Sunday, April 3, 2011

Don Young says no thanks to Humane Society award 'MANIPULATIVE': Honor was for marine mammal amendment.

WASHINGTON -- Calling them "hypocrites, plain and simple," Rep. Don Young thumbed his nose last week at one of the nation's foremost animal advocacy organizations, the Humane Society.
After years of thumping Young for his positions on trophy hunting, endangered species and cockfighting, the Humane Society decided that Young had done something nice for a change -- helping sea otters and other marine mammals with a bill in 2009. If it had passed Congress, Young's Marine Mammal Rescue Assistance Amendments would have provided grants to people who rescue otters, manatees and other sea mammals from fishing nets.

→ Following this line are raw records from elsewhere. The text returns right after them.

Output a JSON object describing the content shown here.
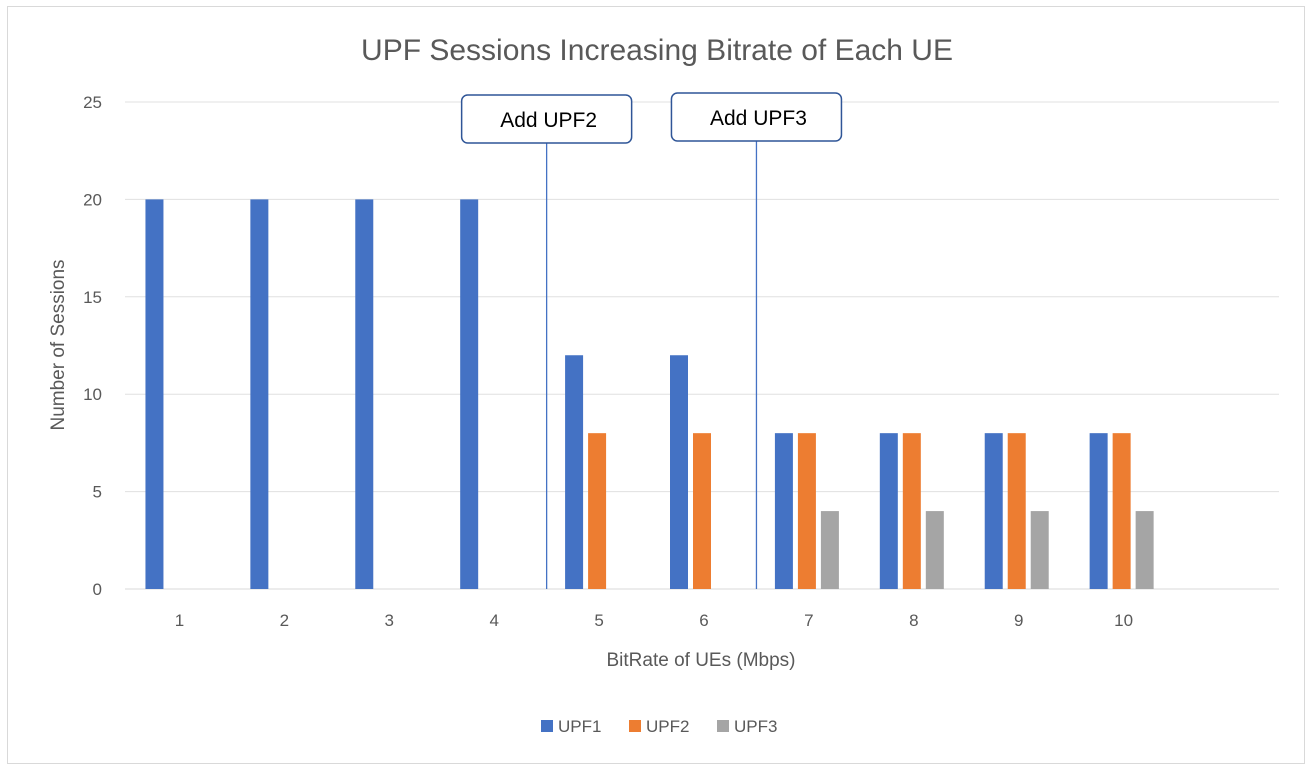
{
  "chart_data": {
    "type": "bar",
    "title": "UPF Sessions Increasing Bitrate of Each UE",
    "xlabel": "BitRate of UEs (Mbps)",
    "ylabel": "Number of Sessions",
    "ylim": [
      0,
      25
    ],
    "yticks": [
      0,
      5,
      10,
      15,
      20,
      25
    ],
    "grid": true,
    "legend_position": "bottom",
    "categories": [
      "1",
      "2",
      "3",
      "4",
      "5",
      "6",
      "7",
      "8",
      "9",
      "10"
    ],
    "series": [
      {
        "name": "UPF1",
        "color": "#4472c4",
        "values": [
          20,
          20,
          20,
          20,
          12,
          12,
          8,
          8,
          8,
          8
        ]
      },
      {
        "name": "UPF2",
        "color": "#ed7d31",
        "values": [
          0,
          0,
          0,
          0,
          8,
          8,
          8,
          8,
          8,
          8
        ]
      },
      {
        "name": "UPF3",
        "color": "#a5a5a5",
        "values": [
          0,
          0,
          0,
          0,
          0,
          0,
          4,
          4,
          4,
          4
        ]
      }
    ],
    "annotations": [
      {
        "label": "Add UPF2",
        "between_categories": [
          "4",
          "5"
        ]
      },
      {
        "label": "Add UPF3",
        "between_categories": [
          "6",
          "7"
        ]
      }
    ]
  }
}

It was enough for the Humane Society to recognize Young with one of its "Humane Awards."
The group of recipients was hardly an exclusive club -- more than one third of the Senate and a quarter of the House were named. The awards were issued along with the organization's Humane Scorecard, which it says gives animal advocates "a tool to assess the performance" of their elected officials. The scorecard tracks key votes along with whether lawmakers sponsor pro-animal bills and support the funding needed to enforce animal welfare laws.
Young was having nothing of the award.
"To accept this award would be supporting their manipulative ways and misguided agenda, and I want no part of that," Young said in a statement rejecting the honor.
He described the anti-hunting and anti-trapping campaigns of the organization as being "of the same cloth" as People for the Ethical Treatment of Animals and other groups he described as "extremist organizations."
They "prey on the emotions of big-hearted Americans" Young said, by "flashing images of abused animals on our television screens to raise money that will eventually go to pay their salaries and pensions, not to helping better the lives of these animals."
Local animal shelters and humane societies do "excellent work" with their spaying and neutering programs and in caring for neglected and homeless animals, Young said in the statement.
Dashing onto the floor of the House of Representatives for a vote Thursday, Young offered further explanation for rejecting the award.
"Most of all, I've been a hunter all my life," Young said. "And they're against hunting. And that bothered me."
The Humane Society had little to say about Young's decision. It typically recognizes members of Congress who are lead sponsors of animal protection bills, said Michael Markarian, the chief operating officer of the Humane Society and president of its legislative fund.
Young's legislation amended a House bill that updates the existing practices and procedures for rescuing and rehabilitating stranded or entangled marine mammals. Only stranded animals had been part of the law; his amendments expanded it to include mammals entangled in rope, gear, line and nets, and whether alive or dead.
"We disagree with his views on most animal welfare policies," Markarian said, "but we also believe in giving credit where credit is due and recognizing positive actions."